My eyes were focused on her and her feelings became my feelings. She started her story with her pregnancy and took me a step at a time through the life of her son. I have many stories of how people benefit from talking, but the story that follows is one I will never forget. At these times, we walk around feeling emotionally charged xomeone and filled with tension.
It is this experience of hearing ourselves that allows us at times to suddenly think of what to do. It is a lot like re-programming a computer. The charged feelings within us become less charged. Talking helped her. In my practice, I ask people a lot of i need to chat with someone to keep them talking about what troubles them so they might discover their own solution. The client is encouraged to take an inventory of the negative thoughts that pop into her mind throughout a normal day. Talking le to a catharsis, which means a feeling of relief.
She researches how people navigate their social worldsincluding how language and mental meed influences interactions.
The benefits of talking are not apparent too many people. We find ourselves stuck in a state of despair and pain. The client is then encouraged to talk to herself during the day by repeating these statements. Many times when we talk with a friend, a family member or a therapist, we are stuck.

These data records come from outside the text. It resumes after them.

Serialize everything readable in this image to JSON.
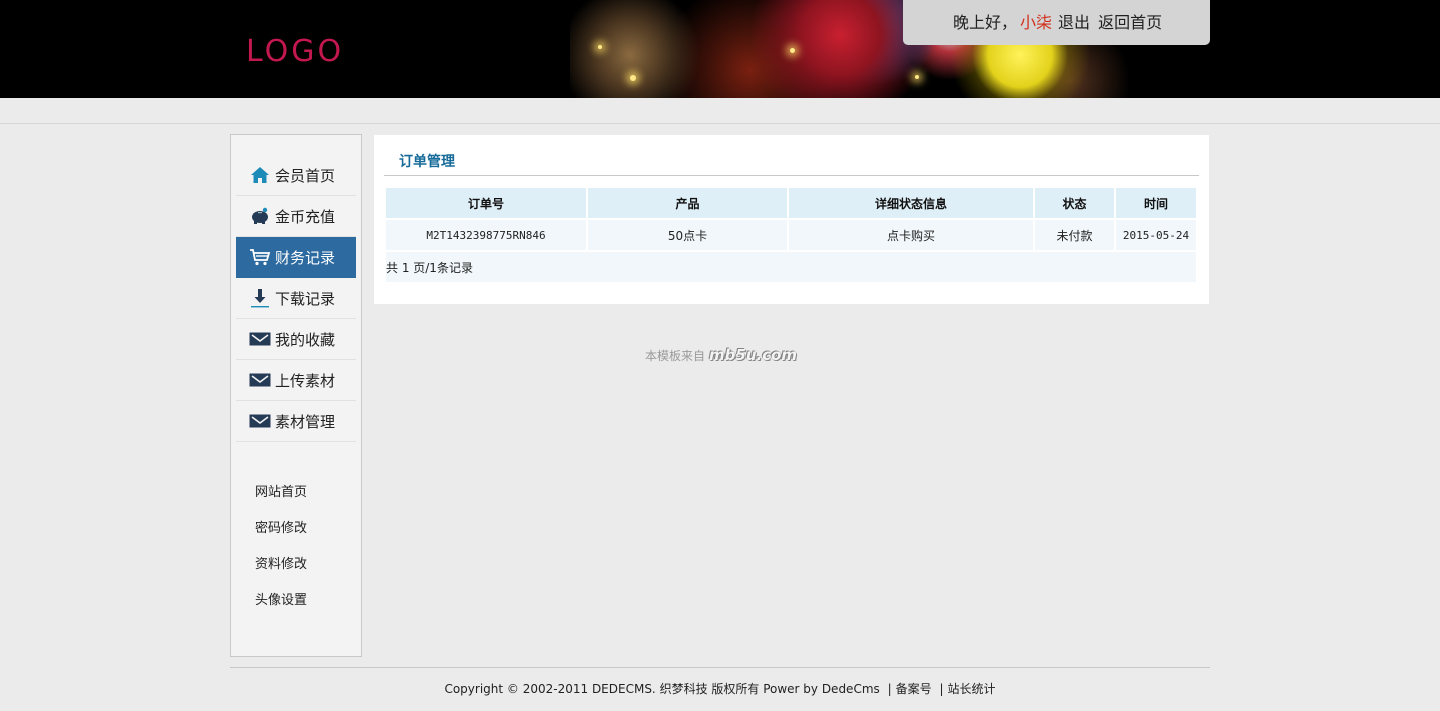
{
  "header": {
    "logo": "LOGO",
    "greeting": "晚上好，",
    "username": "小柒",
    "logout": "退出",
    "home": "返回首页"
  },
  "sidebar": {
    "nav": [
      {
        "label": "会员首页",
        "icon": "home-icon"
      },
      {
        "label": "金币充值",
        "icon": "piggy-bank-icon"
      },
      {
        "label": "财务记录",
        "icon": "cart-icon"
      },
      {
        "label": "下载记录",
        "icon": "download-icon"
      },
      {
        "label": "我的收藏",
        "icon": "envelope-icon"
      },
      {
        "label": "上传素材",
        "icon": "envelope-icon"
      },
      {
        "label": "素材管理",
        "icon": "envelope-icon"
      }
    ],
    "links": [
      "网站首页",
      "密码修改",
      "资料修改",
      "头像设置"
    ]
  },
  "main": {
    "title": "订单管理",
    "columns": [
      "订单号",
      "产品",
      "详细状态信息",
      "状态",
      "时间"
    ],
    "rows": [
      [
        "M2T1432398775RN846",
        "50点卡",
        "点卡购买",
        "未付款",
        "2015-05-24"
      ]
    ],
    "pager": "共 1 页/1条记录"
  },
  "watermark": {
    "text": "本模板来自",
    "site": "mb5u.com"
  },
  "footer": {
    "copyright": "Copyright © 2002-2011 DEDECMS. 织梦科技 版权所有 Power by DedeCms",
    "sep": "|",
    "beian": "备案号",
    "stats": "站长统计"
  },
  "colors": {
    "accent": "#2c6aa0",
    "title": "#176b9a",
    "username": "#d0301c",
    "logo": "#c2184f"
  }
}
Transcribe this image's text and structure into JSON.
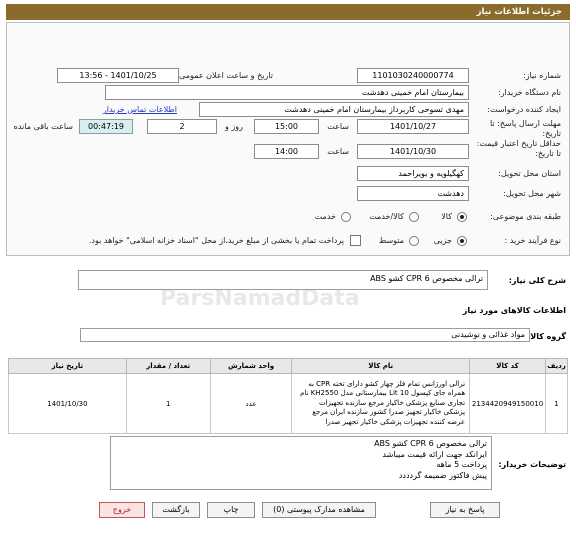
{
  "header": {
    "title": "جزئیات اطلاعات نیاز"
  },
  "fields": {
    "need_number_label": "شماره نیاز:",
    "need_number": "1101030240000774",
    "announce_label": "تاریخ و ساعت اعلان عمومی:",
    "announce_value": "1401/10/25 - 13:56",
    "buyer_org_label": "نام دستگاه خریدار:",
    "buyer_org": "بیمارستان امام خمینی دهدشت",
    "creator_label": "ایجاد کننده درخواست:",
    "creator": "مهدی تسوحی کاربرداز بیمارستان امام خمینی دهدشت",
    "contact_link": "اطلاعات تماس خریدار",
    "deadline_label": "مهلت ارسال پاسخ: تا تاریخ:",
    "deadline_date": "1401/10/27",
    "time_word": "ساعت",
    "deadline_time": "15:00",
    "days_value": "2",
    "days_word": "روز و",
    "remaining_value": "00:47:19",
    "remaining_word": "ساعت باقی مانده",
    "validity_label": "حداقل تاریخ اعتبار قیمت: تا تاریخ:",
    "validity_date": "1401/10/30",
    "validity_time": "14:00",
    "province_label": "استان محل تحویل:",
    "province": "کهگیلویه و بویراحمد",
    "city_label": "شهر محل تحویل:",
    "city": "دهدشت",
    "category_label": "طبقه بندی موضوعی:",
    "category_options": [
      "کالا",
      "کالا/خدمت",
      "خدمت"
    ],
    "purchase_label": "نوع فرآیند خرید :",
    "purchase_options": [
      "جزیی",
      "متوسط"
    ],
    "purchase_note": "پرداخت تمام یا بخشی از مبلغ خرید،از محل \"اسناد خزانه اسلامی\" خواهد بود."
  },
  "summary": {
    "label": "شرح کلی نیاز:",
    "value": "ترالی مخصوص CPR  6 کشو ABS"
  },
  "goods": {
    "section_title": "اطلاعات کالاهای مورد نیاز",
    "group_label": "گروه کالا:",
    "group_value": "مواد غذائی و نوشیدنی",
    "table": {
      "headers": [
        "ردیف",
        "کد کالا",
        "نام کالا",
        "واحد شمارش",
        "تعداد / مقدار",
        "تاریخ نیاز"
      ],
      "rows": [
        {
          "row": "1",
          "code": "2134420949150010",
          "name": "ترالی اورژانس تمام فلز چهار کشو دارای تخته CPR به همراه جای کپسول Lit 10 بیمارستانی مدل KH2550 نام تجاری صنایع پزشکی خاکیار مرجع سازنده تجهیزات پزشکی خاکیار تجهیز صدرا کشور سازنده ایران مرجع عرضه کننده تجهیزات پزشکی خاکیار تجهیز صدرا",
          "unit": "عدد",
          "qty": "1",
          "date": "1401/10/30"
        }
      ]
    }
  },
  "buyer_notes": {
    "label": "توضیحات خریدار:",
    "lines": [
      "ترالی مخصوص CPR  6 کشو ABS",
      "ایرانکد جهت ارائه قیمت میباشد",
      "پرداخت 5 ماهه",
      "پیش فاکتور ضمیمه گردددد"
    ]
  },
  "buttons": {
    "reply": "پاسخ به نیاز",
    "attachments": "مشاهده مدارک پیوستی (0)",
    "print": "چاپ",
    "back": "بازگشت",
    "exit": "خروج"
  }
}
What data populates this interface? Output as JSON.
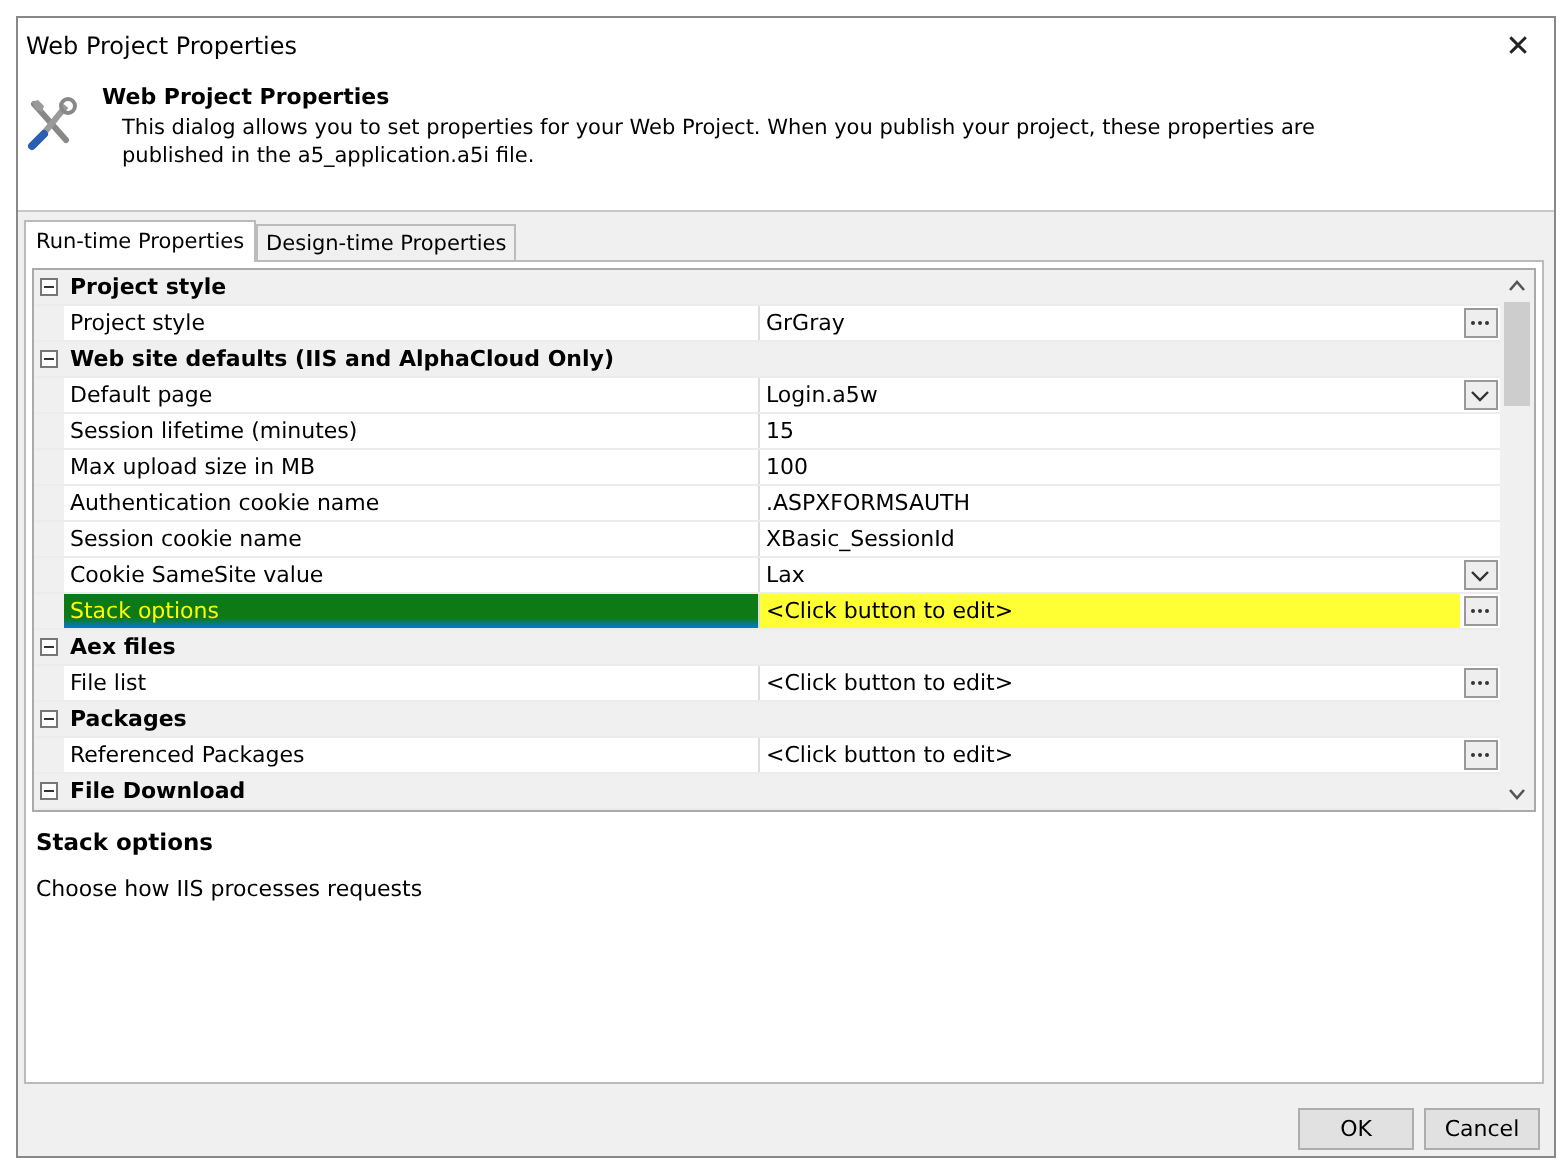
{
  "window": {
    "title": "Web Project Properties",
    "close": "✕"
  },
  "header": {
    "title": "Web Project Properties",
    "description": "This dialog allows you to set properties for your Web Project. When you publish your project, these properties are published in the a5_application.a5i file."
  },
  "tabs": [
    {
      "label": "Run-time Properties",
      "selected": true
    },
    {
      "label": "Design-time Properties",
      "selected": false
    }
  ],
  "grid": {
    "rows": [
      {
        "kind": "category",
        "label": "Project style",
        "expanded": true
      },
      {
        "kind": "ellipsis",
        "label": "Project style",
        "value": "GrGray",
        "selected": false
      },
      {
        "kind": "category",
        "label": "Web site defaults (IIS and AlphaCloud Only)",
        "expanded": true
      },
      {
        "kind": "dropdown",
        "label": "Default page",
        "value": "Login.a5w",
        "selected": false
      },
      {
        "kind": "text",
        "label": "Session lifetime (minutes)",
        "value": "15",
        "selected": false
      },
      {
        "kind": "text",
        "label": "Max upload size in MB",
        "value": "100",
        "selected": false
      },
      {
        "kind": "text",
        "label": "Authentication cookie name",
        "value": ".ASPXFORMSAUTH",
        "selected": false
      },
      {
        "kind": "text",
        "label": "Session cookie name",
        "value": "XBasic_SessionId",
        "selected": false
      },
      {
        "kind": "dropdown",
        "label": "Cookie SameSite value",
        "value": "Lax",
        "selected": false
      },
      {
        "kind": "ellipsis",
        "label": "Stack options",
        "value": "<Click button to edit>",
        "selected": true
      },
      {
        "kind": "category",
        "label": "Aex files",
        "expanded": true
      },
      {
        "kind": "ellipsis",
        "label": "File list",
        "value": "<Click button to edit>",
        "selected": false
      },
      {
        "kind": "category",
        "label": "Packages",
        "expanded": true
      },
      {
        "kind": "ellipsis",
        "label": "Referenced Packages",
        "value": "<Click button to edit>",
        "selected": false
      },
      {
        "kind": "category",
        "label": "File Download",
        "expanded": true
      }
    ]
  },
  "help": {
    "title": "Stack options",
    "text": "Choose how IIS processes requests"
  },
  "buttons": [
    {
      "label": "OK"
    },
    {
      "label": "Cancel"
    }
  ]
}
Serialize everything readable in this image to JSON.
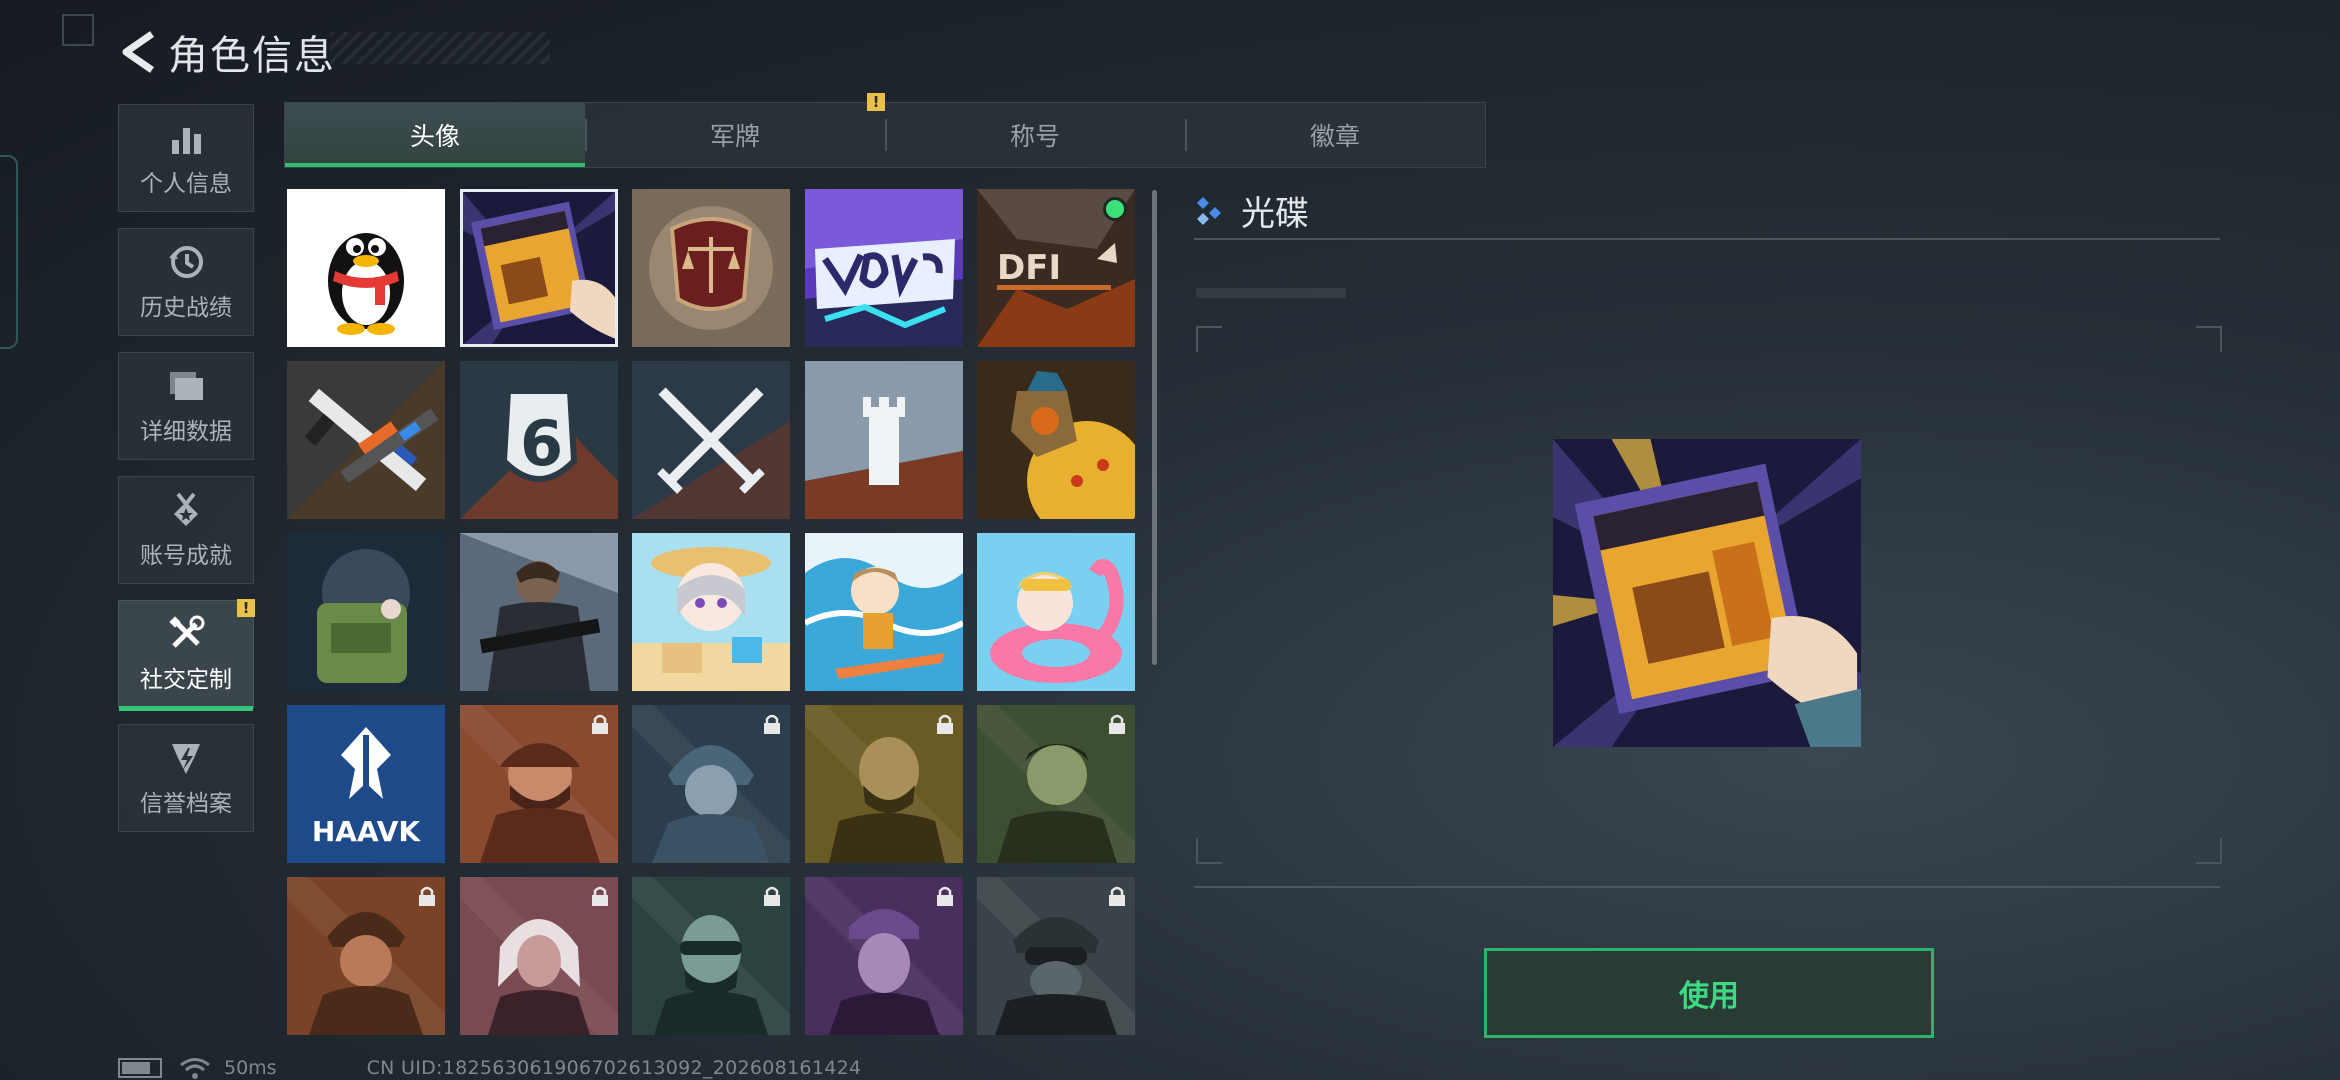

Our fear assumptions fail to take into the social norms of politeness, Schroeder says. However, the benefits of talking are not apparent to many people.
Frequently, what has happened to us cannot be changed, such as when someone we love dies, a tragic accident occurs or we have learned we have a terrible illness. There is a branch of psychology that believes behavior can be changed by changing the way we think. By Kenneth N.
A question can either kick off a conversation or keep it going, Sandstrom says. Talking le to new solutions Talking helps in other ways, too.
Very often, they are surprised how they suddenly think of how to solve the someoe. When these experiences descend upon us, we feel emotionally frozen. Be curious Ask questions. Audio CD. Nothing has changed that caused the suffering in our lives, but talking has drained off some of the pain and this brings relief.
Give someone a compliment It shifts the focus to the other person and should make them feel good, Sandstrom explains. Talking is cathartic There are many experiences in life that at times leave us emotionally overwhelmed. Listening gives people an opportunity to tell their story, and, in the telling, they find relief and a quieting i need to chat with someone their emotions.
Old thoughts that are counterproductive are erased and new thoughts that are positive and constructive are entered into the mind. Research shows the opposite, however, that people nearly always are willing to engage in a conversation when prompted by someone else. She left my office and I have never seen her again, but her story stays with me. Years ago, a woman in her late 40s arrived in my office. I could see the jeed and grief she was feeling.
She was so appreciative. She related that after a prolonged illness with cancer, her year-old son died. For the next two months, this mother arrived for her appointment each week. At these times, talking can help. When our last session o, she stood up, grabbed my hand and thanked me for helping her. At times I smiled with her and at times my eyes, like her eyes, were filled with tears.
Then the therapist and client together work out a series of positive statements to counteract the negative statements. A solution pops into our mind.
Focusing the attention on the other person in those moments can help us get past those awkward spots, she says. But as we talk, we hear ourselves express feelings and information that have not been expressed before.
There is a word that captures how talking helps—catharsis. You get better at asking better questions, and answering with more interesting responses. I listened. I did nothing but listen. Research actually suggests that people who ask more questions are better liked by sommeone conversation partners than people who ask fewer questions. Since I am a psychologist, it is obvious to me how talking helps people.